Across the UK people are growing facial hair this month for male cancers. I, not through my lack of ability to grow facial hair if I wanted to, have been taking on a much more difficult challenge: not running. No-run-vember as Cake of Good Hope christened it, shares with it the same principle at the heart of Movember – you stop doing something that you usually do on an almost daily basis and feel a bit weird as a result.

It’s precisely three weeks since Venice Marathon and I haven’t run since. I’ve run three marathons this year and the plan had always been to take a break from running to let my legs – which had been plagued with niggles in the past couple of months – take a break.

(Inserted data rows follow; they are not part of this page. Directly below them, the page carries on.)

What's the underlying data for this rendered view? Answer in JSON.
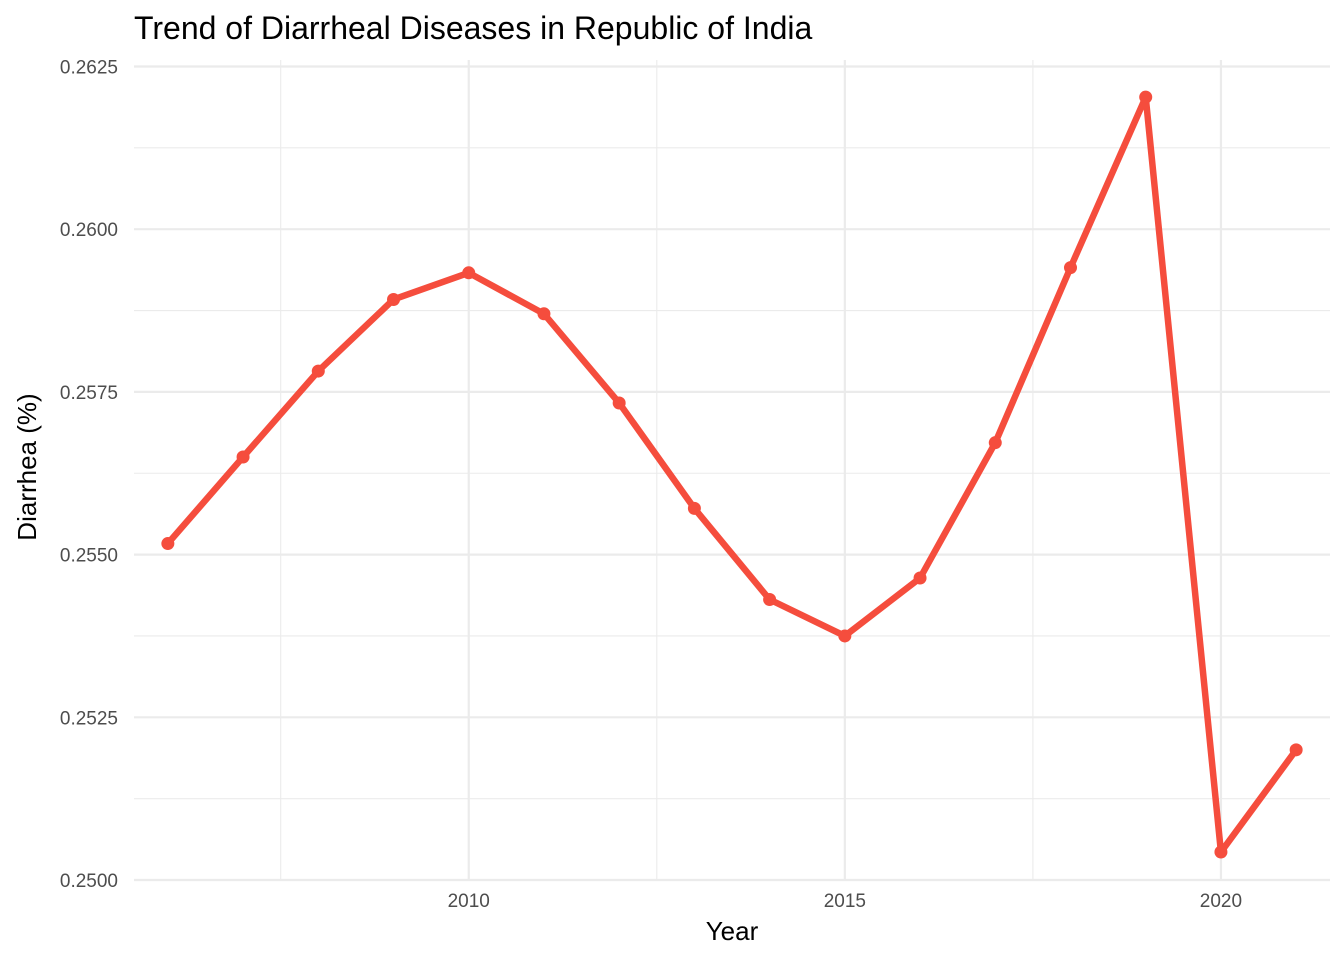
{
  "chart_data": {
    "type": "line",
    "title": "Trend of Diarrheal Diseases in Republic of India",
    "xlabel": "Year",
    "ylabel": "Diarrhea (%)",
    "x": [
      2006,
      2007,
      2008,
      2009,
      2010,
      2011,
      2012,
      2013,
      2014,
      2015,
      2016,
      2017,
      2018,
      2019,
      2020,
      2021
    ],
    "series": [
      {
        "name": "",
        "color": "#f54d3d",
        "values": [
          0.25517,
          0.2565,
          0.25782,
          0.25892,
          0.25933,
          0.2587,
          0.25733,
          0.25571,
          0.25431,
          0.25375,
          0.25464,
          0.25672,
          0.25941,
          0.26203,
          0.25043,
          0.252
        ]
      }
    ],
    "xlim": [
      2005.55,
      2021.45
    ],
    "ylim": [
      0.25,
      0.2626
    ],
    "x_ticks": [
      2010,
      2015,
      2020
    ],
    "x_tick_labels": [
      "2010",
      "2015",
      "2020"
    ],
    "y_ticks": [
      0.25,
      0.2525,
      0.255,
      0.2575,
      0.26,
      0.2625
    ],
    "y_tick_labels": [
      "0.2500",
      "0.2525",
      "0.2550",
      "0.2575",
      "0.2600",
      "0.2625"
    ],
    "grid": true,
    "legend": "none"
  }
}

“Aren’t you worried you’ll lose fitness”, said a colleague of mine who ran Beachy Head Marathon the same weekend that I ran Venice and promptly headed out for a lunchtime run three days later then wondered why it didn’t go well.

“No. Fitness comes back quicker than injuries heal. And you’re going to do yourself a mischief heading out for a run so soon.”

The rules of No-run-vember have been simple: no running. That doesn’t forbid any other forms of exercise so cycling, swimming, spinning and even dancing have all been available. On Wednesday I went for my first ever spin class. Now, I’m not adverse to getting a bit sweaty – I’m someone who has been known to run 15 miles in the sun and then take a picture and post it on her blog.

Nothing, however, not running in the Australian outback, not running a marathon in the heat, could have prepared me for the amount of moisture that would attempt to leave my body during that 45-minute spin class. The floor around my spin bike looked like the end of The Snowman – just a carrot and a puddle.

On Friday I was talked into going to a ‘music video dance class’ at Frame Shoreditch by a friend of mine. This was the first time I had danced in front of strangers sober since I was in a ballet recital aged five. Though the moves I was busting were probably not worthy of the word ‘dancing’.

The first six steps I had down (the routine opened with eight steps in a straight line and yet I couldn’t even get this right). But after that it all went a bit wrong and I spent the second half of the class wishing I was running 26 miles through a gale rather than walking eight steps through a dance studio.

On the plus side, I’ve swum further this week than I have in the rest of my life combined and I rode my bike 9 miles yesterday without falling off it. But I’m starting to miss running. Which brings me back to the point of No-run-vember. As well as letting the legs recover, a little break from running can do amazing things for your enthusiasm for it.